Talwin® Nx (pentazocine/naloxone) is a prescription medication approved to treat moderate-to-severe pain. It contains a combination of two active ingredients: pentazocine (Talwin®), a potent pain reliever, and naloxone (Narcan®), which is added to help deter misuse of Talwin Nx by injection.
Talwin Nx is considered a schedule IV controlled substance because it has the potential for abuse or addiction. As a controlled substance, the possession and use of the drug are highly regulated. Schedule IV substances are considered to have less abuse potential than schedule II drugs, such as morphine, or schedule III drugs, such as hydrocodone/APAP.

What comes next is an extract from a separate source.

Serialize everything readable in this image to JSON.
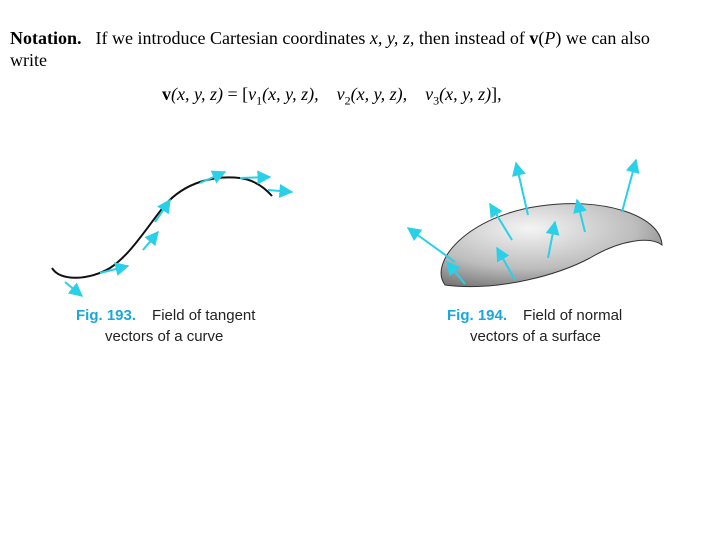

Talwin Nx was originally made by sanofi-aventis U.S., LLC. However, sanofi-aventis stopped making the brand-name medication, and it is currently only available in generic form. Generic versions of Talwin Nx are made by a few different companies.
As previously mentioned, Talwin Nx contains pentazocine and naloxone. Pentazocine is the pain-relieving portion of Talwin Nx. It works by binding to opioid receptors and mimicking the action of naturally occurring chemicals that block pain. Once taken, pentazocine usually starts to relieve pain in 15 to 30 minutes, and can continue to control pain for three hours or longer.
The main effects of pentazocine occur when it binds to receptors in the central nervous system (the brain and spinal cord). However, the drug can produce effects anywhere opioid receptors are found in the body.
There are several types of opioid receptors located throughout the body. Talwin Nx is classified as an opioid agonist-antagonist, which means it binds to and activates certain opioid receptors (kappa receptors), but also blocks certain other opioid receptors (called mu receptors).
As an antagonist at mu opioid receptors, Talwin Nx partially blocks the action of opioid medications that bind to mu receptors, such as morphine. In addition, Talwin Nx is only a partial agonist at kappa receptors, which means it only partially activates them.
Compared to full agonists, such as morphine, partial agonists-antagonists like Talwin Nx usually have a limited effective dosing range. This means there is a maximum dose above which the drug will not have any further effects. This may help make Talwin Nx a less-desirable drug for abuse and make it less dangerous than full agonist drugs, particularly in the case of an overdose; however, an overdose can still be dangerous.
The naloxone portion of Talwin Nx helps prevent the medication from being misused. When taken by mouth as directed, naloxone has no effects in the body. However, if the drug is crushed and injected, naloxone blocks the actions of pentazocine (as well as other narcotic medications), preventing it from working and potentially causing severe withdrawal symptoms.